Pressure builds to reverse aged-care cuts

3 minute read


Aged-care advocates are in talks with sympathetic crossbench MPs to block $1.2 billion in budget cuts


 

Aged-care advocates are in talks with sympathetic crossbench MPs to block $1.2 billion in budget cuts for residential-care patients, promising all sides of politics are about to feel the rising power of the grey vote.  

The Turnbull government outlined the cuts in the 3 May budget, after it projected a $3.8 billion blow-out over four years in subsidies for high-care residential patients. The blow-out prediction is in dispute, with the sector saying there is no hard evidence to support it.  

Industry groups also say the government underestimated the impact by $350 million and the harsh cuts will take away essential staff and healthcare for the most vulnerable Australians and add to pressures on hospitals. 

Paul Sadler, national president of Aged and Community Services Australia (ACSA), said research released last week showed the cuts would shear away $6000 a year, or 11%, in funding for services for each patient.  
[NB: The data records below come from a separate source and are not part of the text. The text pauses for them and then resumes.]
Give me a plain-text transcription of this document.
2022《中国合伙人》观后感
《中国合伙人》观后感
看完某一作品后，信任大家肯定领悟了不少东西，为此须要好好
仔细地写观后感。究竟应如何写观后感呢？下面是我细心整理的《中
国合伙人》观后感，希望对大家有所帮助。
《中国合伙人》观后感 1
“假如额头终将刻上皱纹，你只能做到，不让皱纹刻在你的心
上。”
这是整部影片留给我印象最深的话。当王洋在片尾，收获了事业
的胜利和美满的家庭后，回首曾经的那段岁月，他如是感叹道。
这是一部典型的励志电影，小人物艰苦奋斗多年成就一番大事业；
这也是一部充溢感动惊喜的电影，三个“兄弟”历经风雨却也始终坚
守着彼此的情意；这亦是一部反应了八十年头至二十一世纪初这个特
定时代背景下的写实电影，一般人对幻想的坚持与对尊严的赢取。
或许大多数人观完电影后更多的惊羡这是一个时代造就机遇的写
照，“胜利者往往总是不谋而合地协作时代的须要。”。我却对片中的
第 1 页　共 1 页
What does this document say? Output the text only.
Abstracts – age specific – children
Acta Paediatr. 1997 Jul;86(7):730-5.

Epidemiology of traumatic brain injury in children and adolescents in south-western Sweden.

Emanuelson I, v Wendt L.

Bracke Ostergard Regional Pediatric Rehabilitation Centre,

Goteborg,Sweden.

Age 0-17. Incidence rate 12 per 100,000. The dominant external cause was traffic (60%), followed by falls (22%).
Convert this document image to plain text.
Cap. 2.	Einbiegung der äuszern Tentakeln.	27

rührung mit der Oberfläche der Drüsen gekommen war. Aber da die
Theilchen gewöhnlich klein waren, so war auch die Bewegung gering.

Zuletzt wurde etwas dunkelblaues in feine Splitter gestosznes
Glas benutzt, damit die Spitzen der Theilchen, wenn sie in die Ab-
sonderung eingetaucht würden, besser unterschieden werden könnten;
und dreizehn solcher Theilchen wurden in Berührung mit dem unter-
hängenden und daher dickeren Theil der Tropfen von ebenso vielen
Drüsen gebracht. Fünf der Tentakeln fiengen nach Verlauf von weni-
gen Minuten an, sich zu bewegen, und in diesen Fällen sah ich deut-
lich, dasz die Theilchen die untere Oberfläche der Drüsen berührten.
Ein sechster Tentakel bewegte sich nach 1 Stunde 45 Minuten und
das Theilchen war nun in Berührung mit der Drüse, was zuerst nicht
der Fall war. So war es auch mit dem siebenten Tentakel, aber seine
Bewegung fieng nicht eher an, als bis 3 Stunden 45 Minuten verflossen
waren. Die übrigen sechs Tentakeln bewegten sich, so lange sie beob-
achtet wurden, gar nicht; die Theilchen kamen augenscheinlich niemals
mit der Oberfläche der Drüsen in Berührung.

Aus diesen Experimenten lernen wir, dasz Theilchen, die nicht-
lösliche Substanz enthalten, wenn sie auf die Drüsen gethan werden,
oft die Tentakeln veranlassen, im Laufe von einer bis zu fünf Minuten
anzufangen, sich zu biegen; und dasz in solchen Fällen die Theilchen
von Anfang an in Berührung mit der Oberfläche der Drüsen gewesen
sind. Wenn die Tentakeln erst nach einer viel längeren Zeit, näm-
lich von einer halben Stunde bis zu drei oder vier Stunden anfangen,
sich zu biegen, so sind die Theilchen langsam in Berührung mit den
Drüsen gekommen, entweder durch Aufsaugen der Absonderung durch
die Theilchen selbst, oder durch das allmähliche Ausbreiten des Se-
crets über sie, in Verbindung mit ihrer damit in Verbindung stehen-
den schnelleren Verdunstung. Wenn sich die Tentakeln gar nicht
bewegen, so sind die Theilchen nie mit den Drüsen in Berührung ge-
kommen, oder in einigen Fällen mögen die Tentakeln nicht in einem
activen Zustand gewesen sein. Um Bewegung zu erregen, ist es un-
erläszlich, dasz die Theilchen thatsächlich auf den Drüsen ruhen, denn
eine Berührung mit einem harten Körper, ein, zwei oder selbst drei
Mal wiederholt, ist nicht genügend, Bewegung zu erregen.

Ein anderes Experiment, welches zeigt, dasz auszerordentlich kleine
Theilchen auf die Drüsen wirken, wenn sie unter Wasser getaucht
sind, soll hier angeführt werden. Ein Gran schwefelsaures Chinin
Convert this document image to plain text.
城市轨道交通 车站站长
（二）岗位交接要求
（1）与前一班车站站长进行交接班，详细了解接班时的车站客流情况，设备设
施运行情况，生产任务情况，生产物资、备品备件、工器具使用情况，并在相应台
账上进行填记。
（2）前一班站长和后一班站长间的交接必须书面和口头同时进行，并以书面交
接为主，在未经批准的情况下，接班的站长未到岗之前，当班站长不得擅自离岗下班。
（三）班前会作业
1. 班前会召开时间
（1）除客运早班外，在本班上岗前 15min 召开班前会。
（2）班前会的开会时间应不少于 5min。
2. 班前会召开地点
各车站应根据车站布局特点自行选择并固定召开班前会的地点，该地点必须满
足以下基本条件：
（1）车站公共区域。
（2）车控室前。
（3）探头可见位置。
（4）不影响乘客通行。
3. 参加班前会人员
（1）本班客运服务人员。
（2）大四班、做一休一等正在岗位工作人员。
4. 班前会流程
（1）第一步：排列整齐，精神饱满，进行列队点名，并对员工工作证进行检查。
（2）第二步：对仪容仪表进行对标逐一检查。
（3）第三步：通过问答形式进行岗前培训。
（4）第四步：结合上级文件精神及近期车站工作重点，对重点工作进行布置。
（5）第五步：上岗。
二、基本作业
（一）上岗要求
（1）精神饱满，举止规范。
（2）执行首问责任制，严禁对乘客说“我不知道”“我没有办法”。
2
“We say, that’s too high,” he told The Medical Republic. “That’s going to substantially impact on the allied health services and levels of nursing support that we need to provide.

 “It’s particularly heinous in our mind that the section the government has cut is the section that supports people with complex healthcare needs. It potentially means a big cost shift back to state hospitals, because where else are people going to go?”

 While Labor had failed to come up with a counter-promise to restore the spending, senate crossbenchers, including Senators Nick Xenophon and Jackie Lambie, and Andrew Wilkie in the lower house, had been very sympathetic to the sector’s reform plans.

 “We fully understand the financial constraints on government,” Mr Sadler said. “But I don’t think making an 11% cut to older people with some of the most complex healthcare needs in residential aged care is a good outcome for anybody.” 

 ACSA, the non-profit sector leader, and other groups had been holding meetings with the crossbenchers through the election campaign and were following up with those who look like being elected, he said.

 Ian Yates, chief executive of the Councils for the Ageing, said he believed aged-care reform would become an even more volatile issue electorally than Labor’s Save Medicare campaign.

 In a recent survey of 1000 Australians, about half said a good aged-care plan would potentially change their vote. But among the one-third who had personal experience of the aged-care system, the ratio shot up to 74%.  

“We have no doubt that a head of steam will build up between now and the next election,” he said.